O ile wiem ze strony takie nie padły deklaracje ani propozycje działań które mogłyby poprawić sytuację. I wątpię byśmy się tego w najbliższym czasie doczekali. Minister Kosiniak stwierdził, że nie ma zaufania do wyników fundacji Maciuś i resort w tej sprawie zamierza zlecić badanie, które miałoby na celu oszacowanie rzeczywistej liczby dzieci niedożywionych. Na pewno taka diagnoza nie zaszkodzi, ale niezależnie czy okaże się, że takich dzieci jest 400 tys. czy 800 tys.- problem pozostaje. Skala problemu jest ważna. Każde kolejne dziecko zagrożone w swych podstawowych prawach to wyzwanie publiczne. Z zapowiedzi resortu wynika, że w tym celu podmioty które będą badać skalę niedożywienia, mają pytać też pracowników socjalnych co zrobić by było lepiej. To dobry sygnał. Choć trzeba pamiętać że pracownicy socjalni są jedynie jednym ( z wielu) źródłem wiedzy na ten temat. Nie wszystkie niezaspokojone potrzeby są rozpoznane przez nich, nie wszystkie zgłoszone służbom społecznym.
Żeby była jasność polityka walki z niedożywieniem już teraz jest wszak prowadzona. Problem w tym , że jest wciąż nieskuteczna w realizacji swoich celów. Należy więc zastanowić się jak ją przeformułować by pełniła skuteczniej swoją rolę. I wbrew temu co sugeruje Szejnfeld nie jest głównym problemem, że tu i ówdzie zasiłek z pomocy społecznej bywa przepity. To zresztą dałoby się od biedy ograniczyć w uzasadnionych zdiagnozowanych środowiskowo przypadkach zastępując wsparcie pieniężne rzeczowo-usługowym i bardziej bezpośrednio adresując wsparcie w stronę dziecka niż na rodzinę, w której się wychowuje. Przyczyny problemu są głębsze i nie dotyczą tylko mankamentów istniejącej polityki dożywiania, ale szerzej zakrojonej polityki społecznej. Niektóre źródła leżą w samych warunkach funkcjonowania rodziny, inne w nazbyt selektywnym i niekiedy stygmatyzującym charakterze istniejącego wsparcia.

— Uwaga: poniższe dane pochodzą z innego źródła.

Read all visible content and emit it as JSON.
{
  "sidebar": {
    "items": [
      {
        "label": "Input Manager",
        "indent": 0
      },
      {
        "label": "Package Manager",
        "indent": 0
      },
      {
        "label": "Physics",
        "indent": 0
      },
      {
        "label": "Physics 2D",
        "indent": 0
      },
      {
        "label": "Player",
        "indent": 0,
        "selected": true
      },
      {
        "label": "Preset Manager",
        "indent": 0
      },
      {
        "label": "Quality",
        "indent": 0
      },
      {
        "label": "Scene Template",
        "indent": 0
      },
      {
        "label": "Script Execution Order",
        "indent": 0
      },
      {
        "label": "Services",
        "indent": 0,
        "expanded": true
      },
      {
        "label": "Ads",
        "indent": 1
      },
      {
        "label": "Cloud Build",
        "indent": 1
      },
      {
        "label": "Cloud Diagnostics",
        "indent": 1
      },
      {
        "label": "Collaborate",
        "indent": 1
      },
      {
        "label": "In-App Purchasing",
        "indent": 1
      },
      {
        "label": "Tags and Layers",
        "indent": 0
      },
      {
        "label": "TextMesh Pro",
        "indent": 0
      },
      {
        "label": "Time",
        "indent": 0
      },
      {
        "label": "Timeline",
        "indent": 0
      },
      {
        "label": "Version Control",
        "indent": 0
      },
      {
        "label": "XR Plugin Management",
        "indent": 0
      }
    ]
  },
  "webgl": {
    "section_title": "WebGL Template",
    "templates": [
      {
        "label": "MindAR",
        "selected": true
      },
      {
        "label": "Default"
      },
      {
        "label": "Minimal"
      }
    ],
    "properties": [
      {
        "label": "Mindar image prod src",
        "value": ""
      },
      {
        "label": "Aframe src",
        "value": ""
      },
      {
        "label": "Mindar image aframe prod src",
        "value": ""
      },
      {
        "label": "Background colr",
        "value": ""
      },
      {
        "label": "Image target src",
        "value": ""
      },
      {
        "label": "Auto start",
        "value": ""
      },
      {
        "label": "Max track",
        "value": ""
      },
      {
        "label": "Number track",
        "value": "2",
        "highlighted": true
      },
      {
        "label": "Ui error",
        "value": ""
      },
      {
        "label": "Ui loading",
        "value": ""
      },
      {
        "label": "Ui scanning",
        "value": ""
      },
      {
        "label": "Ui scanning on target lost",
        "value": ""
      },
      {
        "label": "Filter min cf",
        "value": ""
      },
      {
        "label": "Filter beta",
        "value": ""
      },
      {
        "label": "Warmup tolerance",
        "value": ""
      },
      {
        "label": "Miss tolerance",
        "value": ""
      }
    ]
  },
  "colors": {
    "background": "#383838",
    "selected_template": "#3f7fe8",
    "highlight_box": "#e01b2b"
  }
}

Poczynania władzy na tym polu powinniśmy oceniać zarówno na podstawie wykazu podjętych działań jak i ich efektów. A te ostatnie są jak na razie dalece nie satysfakcjonujące. Istnieje szereg pomysłów – i kierunkowych i szczegółowych –jak przeformułować politykę waliki z niedożywianiem dzieci ( jako kategorię szerszą niż polityka dożywiania w szkołach) by była skuteczniejsza, ale to – ze względu na wagę problemu – wymaga więcej niż wpisu na blogu, a przynajmniej dłuższego artykułu ( jeśli nie raportu) . Być może niebawem taki zamieszczę w którymś z elektronicznych mediów.